To avoid recidivism women need the opportunity to deal with any trauma they have suffered and they need support to learn more effective ways of dealing with their problems to take control of their own lives. In Germany counselling and conversation during the night are provided to prisoners. The suggestions for improving the current practise for women in prison is using prison as a last resort for women who do not pose a risk to society. Also all policies which are developed must recognise the gender specific needs of women and finally mental illnesses which arise from substance abuse and PTSD should be specifically addressed (MacDonald, 2013).One of the objectives of this project was to develop a resource pack for prisons and other criminal justice related authorities to provide examples of good practice and to highlight programmes which already exist for women survivors of violence and abuse. A second objective of the project was to develop a training programme for the staff that carries out work with female prisoners who have experienced violence to help them understand the problems which these women face.
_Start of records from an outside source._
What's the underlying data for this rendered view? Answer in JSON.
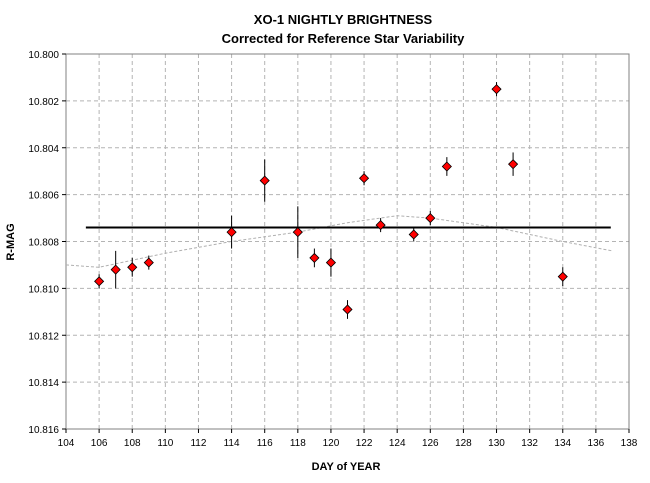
{
  "chart_data": {
    "type": "scatter",
    "title": "XO-1 NIGHTLY BRIGHTNESS",
    "subtitle": "Corrected for Reference Star Variability",
    "xlabel": "DAY of YEAR",
    "ylabel": "R-MAG",
    "xlim": [
      104,
      138
    ],
    "ylim": [
      10.8,
      10.816
    ],
    "y_inverted": true,
    "x_ticks": [
      "104",
      "106",
      "108",
      "110",
      "112",
      "114",
      "116",
      "118",
      "120",
      "122",
      "124",
      "126",
      "128",
      "130",
      "132",
      "134",
      "136",
      "138"
    ],
    "y_ticks": [
      "10.800",
      "10.802",
      "10.804",
      "10.806",
      "10.808",
      "10.810",
      "10.812",
      "10.814",
      "10.816"
    ],
    "grid": true,
    "series": [
      {
        "marker": "diamond",
        "color": "#ff0000",
        "points": [
          {
            "x": 106,
            "y": 10.8097,
            "err": 0.0003
          },
          {
            "x": 107,
            "y": 10.8092,
            "err": 0.0008
          },
          {
            "x": 108,
            "y": 10.8091,
            "err": 0.0004
          },
          {
            "x": 109,
            "y": 10.8089,
            "err": 0.0003
          },
          {
            "x": 114,
            "y": 10.8076,
            "err": 0.0007
          },
          {
            "x": 116,
            "y": 10.8054,
            "err": 0.0009
          },
          {
            "x": 118,
            "y": 10.8076,
            "err": 0.0011
          },
          {
            "x": 119,
            "y": 10.8087,
            "err": 0.0004
          },
          {
            "x": 120,
            "y": 10.8089,
            "err": 0.0006
          },
          {
            "x": 121,
            "y": 10.8109,
            "err": 0.0004
          },
          {
            "x": 122,
            "y": 10.8053,
            "err": 0.0003
          },
          {
            "x": 123,
            "y": 10.8073,
            "err": 0.0003
          },
          {
            "x": 125,
            "y": 10.8077,
            "err": 0.0003
          },
          {
            "x": 126,
            "y": 10.807,
            "err": 0.0003
          },
          {
            "x": 127,
            "y": 10.8048,
            "err": 0.0004
          },
          {
            "x": 130,
            "y": 10.8015,
            "err": 0.0003
          },
          {
            "x": 131,
            "y": 10.8047,
            "err": 0.0005
          },
          {
            "x": 134,
            "y": 10.8095,
            "err": 0.0004
          }
        ]
      }
    ],
    "mean_line": {
      "x": [
        105.2,
        136.9
      ],
      "y": 10.8074,
      "color": "#000000"
    },
    "trend_line": {
      "color": "#b0b0b0",
      "points": [
        {
          "x": 104,
          "y": 10.809
        },
        {
          "x": 106,
          "y": 10.8091
        },
        {
          "x": 110,
          "y": 10.8085
        },
        {
          "x": 114,
          "y": 10.808
        },
        {
          "x": 118,
          "y": 10.8076
        },
        {
          "x": 121,
          "y": 10.8072
        },
        {
          "x": 124,
          "y": 10.8069
        },
        {
          "x": 126,
          "y": 10.807
        },
        {
          "x": 130,
          "y": 10.8074
        },
        {
          "x": 134,
          "y": 10.808
        },
        {
          "x": 137,
          "y": 10.8084
        }
      ]
    }
  }
}
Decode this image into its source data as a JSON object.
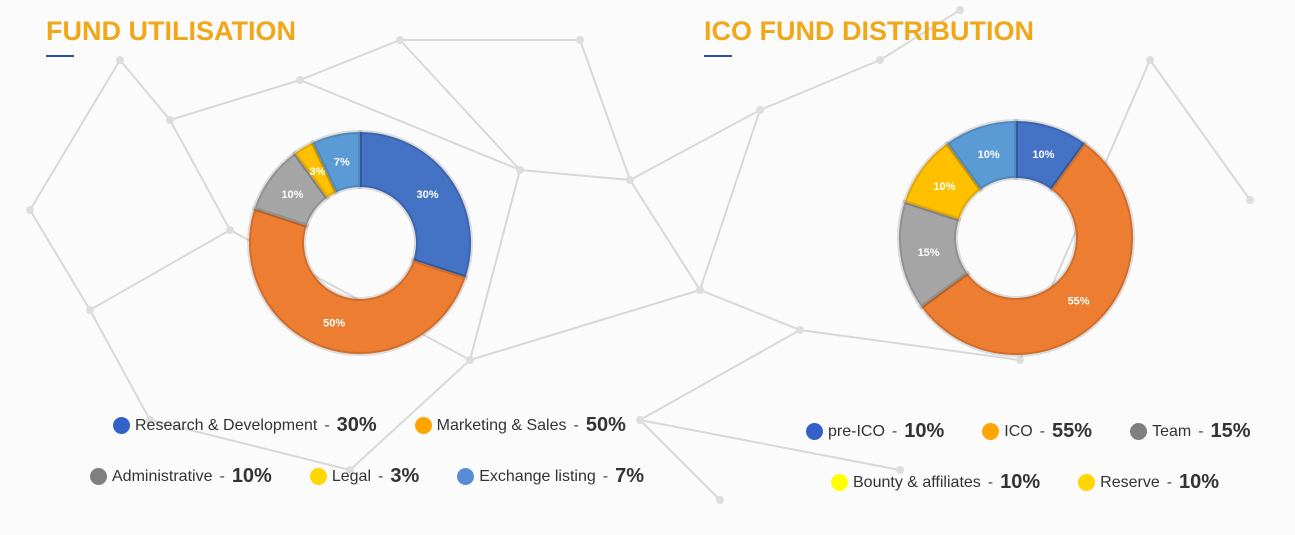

In conclusion this essay has established the link between mental health and crime with regards to past life experience and in particular to females. The difficulties which individuals with mental illness face who commit crime have also been addressed. Effectively managing mental illness would benefit both the individual and also wider society. A broader understanding in the criminal justice system of mental illness would also be beneficial. For individuals who pose a risk to either themselves or to others there is often no alternative to a custodial sentence. However, for the individuals who do not pose a risk to themselves or to others perhaps developing and implementing other strategies than custodial sentences would reduce the ever revolving prison door. This would also take the pressure off of the prison service to provide treatment which they are not equipped to provide. If issues are identified in childhood early intervention may also reduce the number of individuals with mental illness who find themselves entrapped in the ever revolving door of prison. Rather than condemn individuals with mental illness who commit crime it may be more constructive to identify the reason which caused them to offend in the first place. In some cases mental illness will play a role in the offending behaviour however in some cases other factors may have cause the offending. It is of utmost importance to clarify the factor which led to the offending behaviour in order to deal with the situation effectively and reduce further offending.